Here it must be observed that some Armenians who prepare saffians, for enhancing the quality of the red colour of their saffians, to half a pound of cochenille add two lote or rather more of sorrel (or lutor or loter as they call it) in the dye-kettle, but it is usually omitted in Astrakhan on account of its high price; for which reason the Astrakhan saffians are excelled by the Turkish in beauty of colour.

Secondly, it is to be known, that instead of the leaves of the tan-tree bruised nut-galls are held to be still more serviceable for giving the saffians the tan. By this means the colour is so durable as never to pass away but with the leather; whereas the saffians prepared with the tan-tree begin soon to be discoloured. But the nut-galls are likewise too dear in Astrakhan to be customarily used by the saffian-makers. The kazan Tartars colour their saffians with red wood and tan them with the shrub uva ursi, but it makes the worst saffians of all, as they presently fade.

When the saffians are lifted out of the tan, still the last work remains. They are first left some time in the air to dry, they are afterwards scraped on the stretch-bank with sharp scrapers on the fleshside quite smooth and clean, then washed in running water, each skin duly stretched with pegs all round the edges, and thus left till they are dry.
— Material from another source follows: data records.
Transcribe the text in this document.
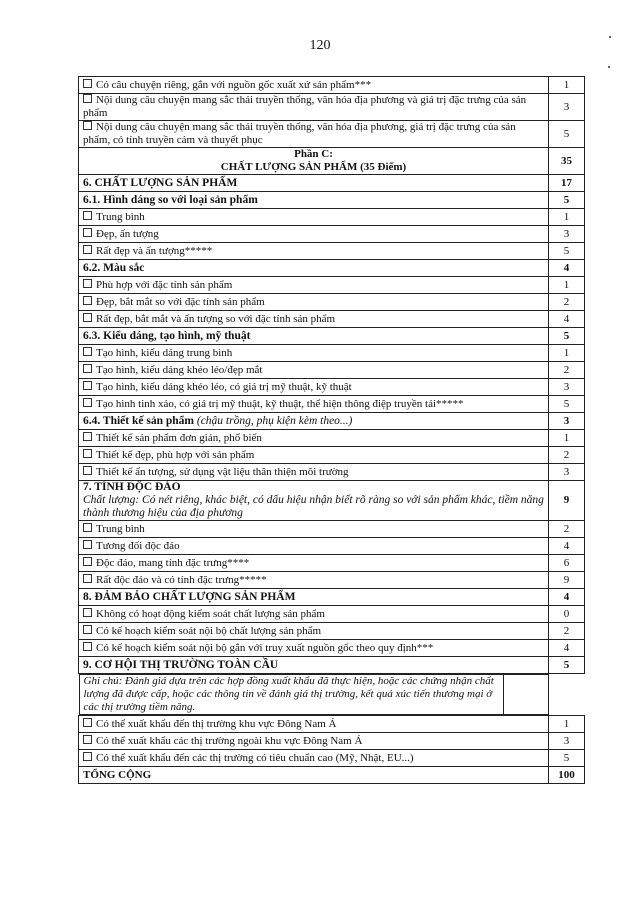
120
Có câu chuyện riêng, gắn với nguồn gốc xuất xứ sản phẩm***	1
Nội dung câu chuyện mang sắc thái truyền thống, văn hóa địa phương và giá trị đặc trưng của sản phẩm	3
Nội dung câu chuyện mang sắc thái truyền thống, văn hóa địa phương, giá trị đặc trưng của sản phẩm, có tính truyền cảm và thuyết phục	5

Phần C:
CHẤT LƯỢNG SẢN PHẨM (35 Điểm)	35
6. CHẤT LƯỢNG SẢN PHẨM	17
6.1. Hình dáng so với loại sản phẩm	5
Trung bình	1
Đẹp, ấn tượng	3
Rất đẹp và ấn tượng*****	5
6.2. Màu sắc	4
Phù hợp với đặc tính sản phẩm	1
Đẹp, bắt mắt so với đặc tính sản phẩm	2
Rất đẹp, bắt mắt và ấn tượng so với đặc tính sản phẩm	4
6.3. Kiểu dáng, tạo hình, mỹ thuật	5
Tạo hình, kiểu dáng trung bình	1
Tạo hình, kiểu dáng khéo léo/đẹp mắt	2
Tạo hình, kiểu dáng khéo léo, có giá trị mỹ thuật, kỹ thuật	3
Tạo hình tinh xảo, có giá trị mỹ thuật, kỹ thuật, thể hiện thông điệp truyền tải*****	5
6.4. Thiết kế sản phẩm (chậu trồng, phụ kiện kèm theo...)	3
Thiết kế sản phẩm đơn giản, phổ biến	1
Thiết kế đẹp, phù hợp với sản phẩm	2
Thiết kế ấn tượng, sử dụng vật liệu thân thiện môi trường	3
7. TÍNH ĐỘC ĐÁO
Chất lượng: Có nét riêng, khác biệt, có dấu hiệu nhận biết rõ ràng so với sản phẩm khác, tiềm năng thành thương hiệu của địa phương	9
Trung bình	2
Tương đối độc đáo	4
Độc đáo, mang tính đặc trưng****	6
Rất độc đáo và có tính đặc trưng*****	9
8. ĐẢM BẢO CHẤT LƯỢNG SẢN PHẨM	4
Không có hoạt động kiểm soát chất lượng sản phẩm	0
Có kế hoạch kiểm soát nội bộ chất lượng sản phẩm	2
Có kế hoạch kiểm soát nội bộ gắn với truy xuất nguồn gốc theo quy định***	4
9. CƠ HỘI THỊ TRƯỜNG TOÀN CẦU	5

Ghi chú: Đánh giá dựa trên các hợp đồng xuất khẩu đã thực hiện, hoặc các chứng nhận chất lượng đã được cấp, hoặc các thông tin về đánh giá thị trường, kết quả xúc tiến thương mại ở các thị trường tiềm năng.

Có thể xuất khẩu đến thị trường khu vực Đông Nam Á	1
Có thể xuất khẩu các thị trường ngoài khu vực Đông Nam Á	3
Có thể xuất khẩu đến các thị trường có tiêu chuẩn cao (Mỹ, Nhật, EU...)	5
TỔNG CỘNG	100
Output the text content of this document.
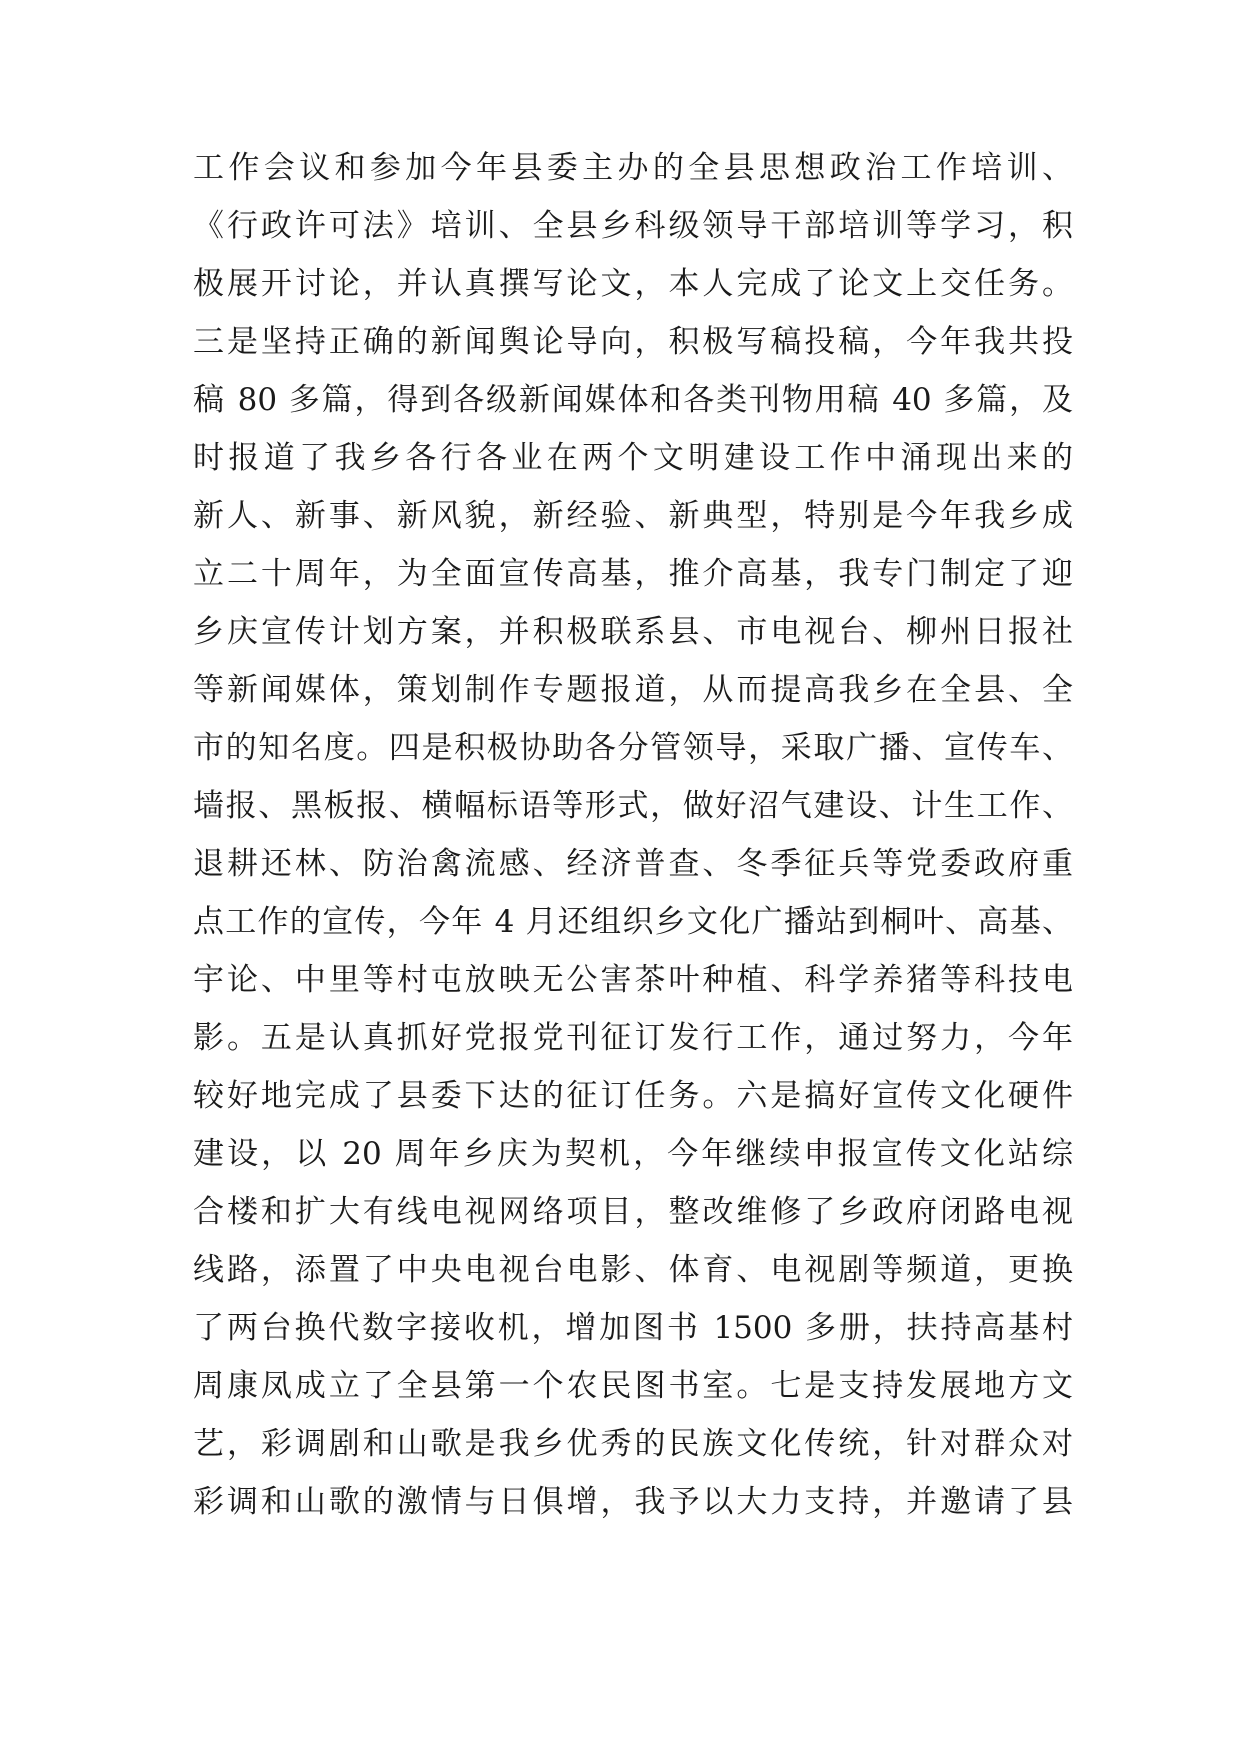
工作会议和参加今年县委主办的全县思想政治工作培训、
《行政许可法》培训、全县乡科级领导干部培训等学习，积
极展开讨论，并认真撰写论文，本人完成了论文上交任务。
三是坚持正确的新闻舆论导向，积极写稿投稿，今年我共投
稿 80 多篇，得到各级新闻媒体和各类刊物用稿 40 多篇，及
时报道了我乡各行各业在两个文明建设工作中涌现出来的
新人、新事、新风貌，新经验、新典型，特别是今年我乡成
立二十周年，为全面宣传高基，推介高基，我专门制定了迎
乡庆宣传计划方案，并积极联系县、市电视台、柳州日报社
等新闻媒体，策划制作专题报道，从而提高我乡在全县、全
市的知名度。四是积极协助各分管领导，采取广播、宣传车、
墙报、黑板报、横幅标语等形式，做好沼气建设、计生工作、
退耕还林、防治禽流感、经济普查、冬季征兵等党委政府重
点工作的宣传，今年 4 月还组织乡文化广播站到桐叶、高基、
宇论、中里等村屯放映无公害茶叶种植、科学养猪等科技电
影。五是认真抓好党报党刊征订发行工作，通过努力，今年
较好地完成了县委下达的征订任务。六是搞好宣传文化硬件
建设，以 20 周年乡庆为契机，今年继续申报宣传文化站综
合楼和扩大有线电视网络项目，整改维修了乡政府闭路电视
线路，添置了中央电视台电影、体育、电视剧等频道，更换
了两台换代数字接收机，增加图书 1500 多册，扶持高基村
周康凤成立了全县第一个农民图书室。七是支持发展地方文
艺，彩调剧和山歌是我乡优秀的民族文化传统，针对群众对
彩调和山歌的激情与日俱增，我予以大力支持，并邀请了县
The skins must now be smoothed on the hair-side with a wooden instrument for that purpose, and lastly they are laid on a thick felt, where, with an iron heckle that has blunt points, those little pittings, which the saffians are generally seen to have, are impressed on the same side. And thus they are ready for sale, without being smeared with linseed-oil as is mentioned in Gmelin's travels, which would infallibly spoil them.

2 Anthemis tinctoria.The yellow saffians are little made in Astrakhan, as the demand for them is much less, and there are but few saffian-makers who know much of the matter. The dye which they make use of for this purpose is of the berries of a sort of rhamnus (perhaps lycioides) which are brought from Persia under the name of uloscharr, and usually bought for six to nine rubles the pood. The Kazan Tartars colour their ordinary yellow saffians with the flowers of the yellow camomile2, which they gather under the name fare tschetschiak, i. e. yellow-flower.

In preparing the yellow saffians, they observe in Astrakhan the following difference of treatment:
1. They make no use whatever of honey in the preparation.
2. They never at all put the hides into the salt-brine.
3. Instead of the honey-preparation and the pickling, they lay the hides before the dyeing, in the foregoing manner, in the tan of the leaves of the kitzliar tan-tree, leaving them in it eight days.
4. For preparing the dye they have no need of the herb tschagan, but the berries alone are boiled in clear water, of which to four Russian vedros ofwater about ten pounds are requisite, and heighten the colour afterwards with three lotes of alum to every pound of berries.

The dyeing is performed in the same manner as has been related with the red, and after the dyeing there is no need to lay the saffians in the tan, as having before received it. Nothing more is necessary than to scrape them clean, to work them thoroughly, to polith and to ornament them. The yellow saffians usually are sold at one ruble 20 kopeeks; but the red at somewhat more on account of the dearness of the dye, generally one ruble 80 kopeeks 1.